On June 4, 2009 President Obama spoke in Cairo of a “New Departure” in U.S. relations with the world of Arab Muslims in the Middle East. His main self-proclaimed triumph in the area is the killing on May 2, 2011, of Osama bin Laden, which gained general approval in the U.S.
However, the administration takes credit for a number of other policies, regarding Libya, Iraq, and Iran. In Libya, the U.S. did join the international effort to depose Muammar Gaddafi who was killed on October 20, 2011, but disassociated itself from any effort to resolve the political confusion in the country, and of course was humiliated by the Benghazi terrorist attack on September 11, 2012 on the U.S. diplomatic compound that killed four Americans.
The most controversial Obama policy is the nuclear deal with Iran, signed on July 14, 2015, which has been disapproved by a majority of citizens as well as by the U.S. Senate along with Middle East countries. The sanguine expectation was not only halting or delaying production of an Iranian nuclear weapon, but also a more conciliatory relation between the U.S. and Iran.
Great expectations are unlikely to be fulfilled and policy problems have resulted for at least three reasons. While the Supreme Leader Ayatollah Ali Khamenei remains in office such reconciliation is improbable. A second issue is that the Sunni Arab states, Saudi Arabia, Bahrain, the United Arab Emirates, and Qatar all seek American protection against Iran, promised but difficult to deliver on the basis of Obama’s non-interventionist policy. In Bahrain, the future of the naval base of the U.S. Fifth Fleet is uncertain. The Saudis disagree with the U.S. on the situation in Syria. The sale of military planes to the UAE has been held up and no aid has been given the UAE since 2011.
Most troublesome as a result of the Iran deal is the tension if not friction between the U.S. and Israel. The most recent example was the instruction to Secretary John Kerry and Samantha Power to boycott the speech on October 1, 2015 of Prime Minister Benjamin Netanyahu at the UN General Assembly.
In 2011 Obama approved the Tunisians for overthrowing the regime of President Zine ben Ali, but also approved, or did not oppose, the fall of President Mubarak in Egypt. The U.S. also approved the coming to power of the Muslim Brotherhood in Egypt and was critical of its overthrow by Abdel Fattah al-Sisi, now President of the country. It has been critical of the violations of human rights by the Egyptian regime and has termed it repressive and autocratic.
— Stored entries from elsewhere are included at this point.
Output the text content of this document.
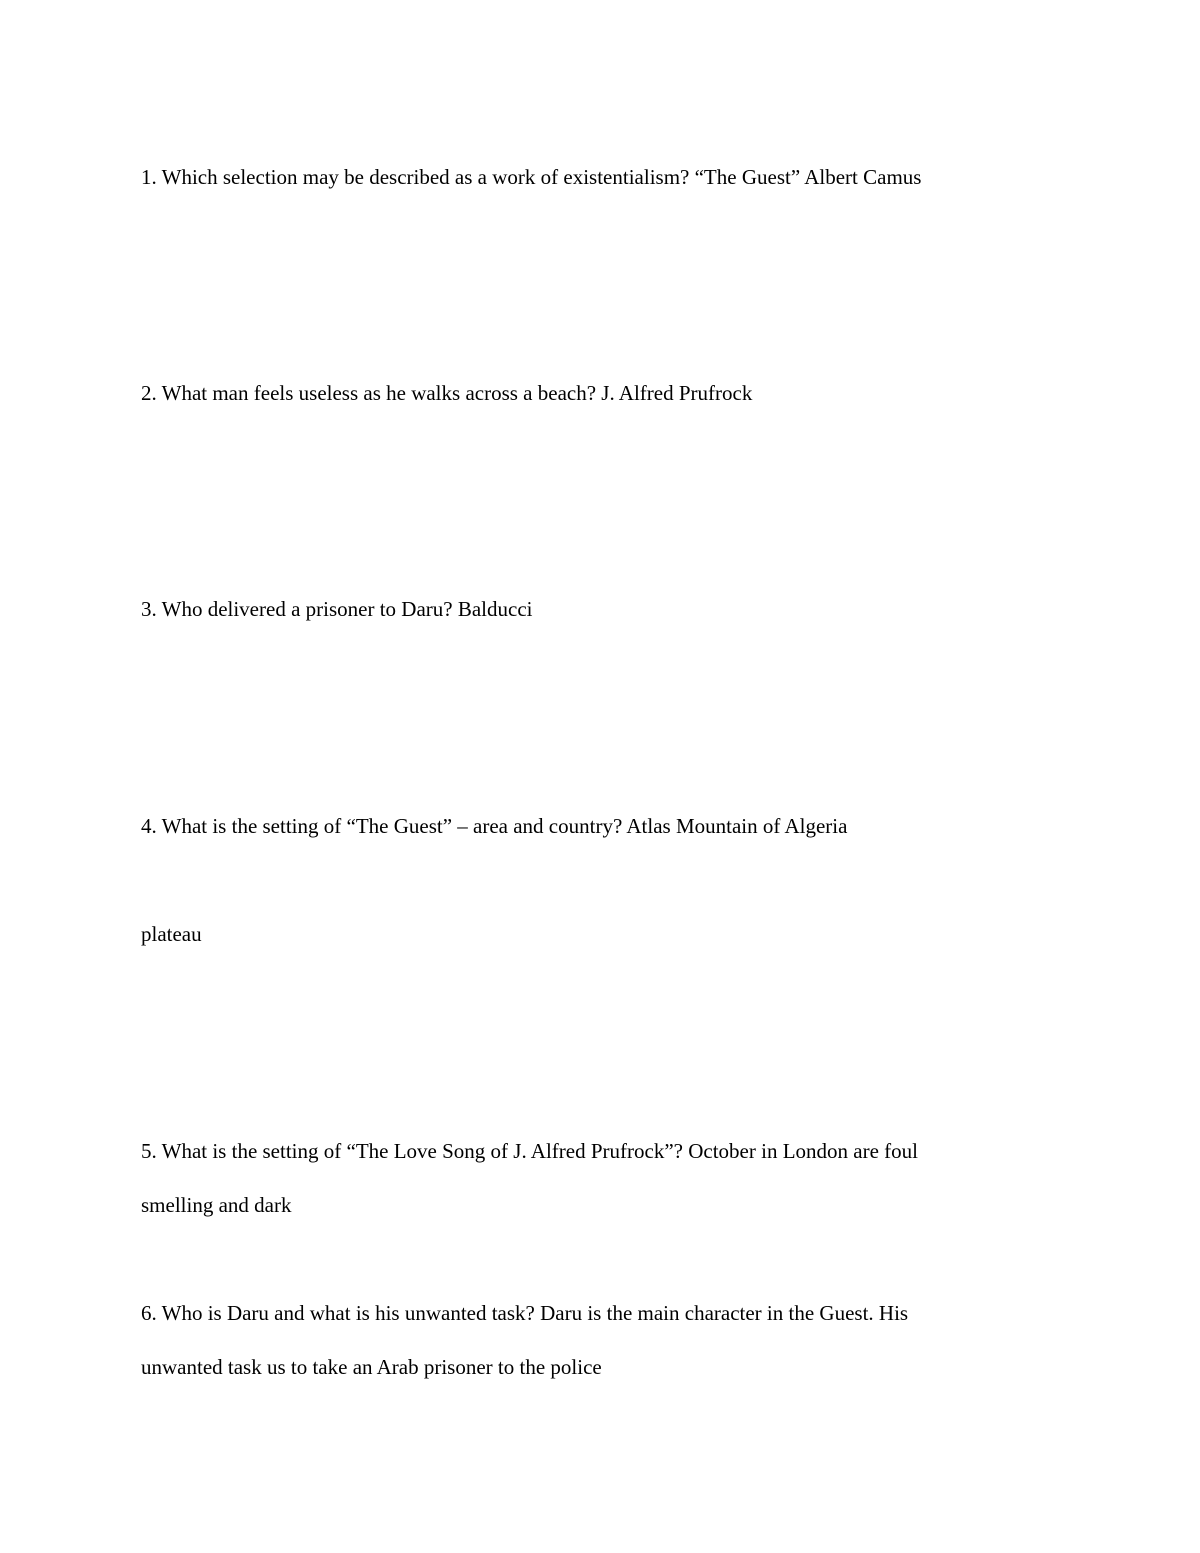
1. Which selection may be described as a work of existentialism? “The Guest” Albert Camus

2. What man feels useless as he walks across a beach? J. Alfred Prufrock

3. Who delivered a prisoner to Daru? Balducci

4. What is the setting of “The Guest” – area and country? Atlas Mountain of Algeria

plateau

5. What is the setting of “The Love Song of J. Alfred Prufrock”? October in London are foul

smelling and dark

6. Who is Daru and what is his unwanted task? Daru is the main character in the Guest. His

unwanted task us to take an Arab prisoner to the police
Nevertheless, Obama agreed in March 2015 to lift the executive holds he had placed in October 2013 on the delivery of arms to Egypt. The U.S. will send 12 F-16s, 20 missiles, and 125 tank kits to Cairo, and the administration will continue to request annual military aid of $1.3 billion. It was not coincidental that Egypt had already signed large arms agreements with France, $5.5 billion, and with Russia, $3.5 billion.
What then is the Obama policy? He clearly want to get U.S. forces out of Iraq, to avoid any American casualties in Syria and elsewhere, and to veer U.S. policy and concern towards the Pacific and the Far East, but is puzzled by what to do about Syria, and policy towards other Arab countries and Israel.
In the words of John Boehner before leaving his position as Speaker of the House of Representatives it was necessary to “clean up the barn a little bit.” American foreign policy needs clarity and conviction in cleaning up the international barn.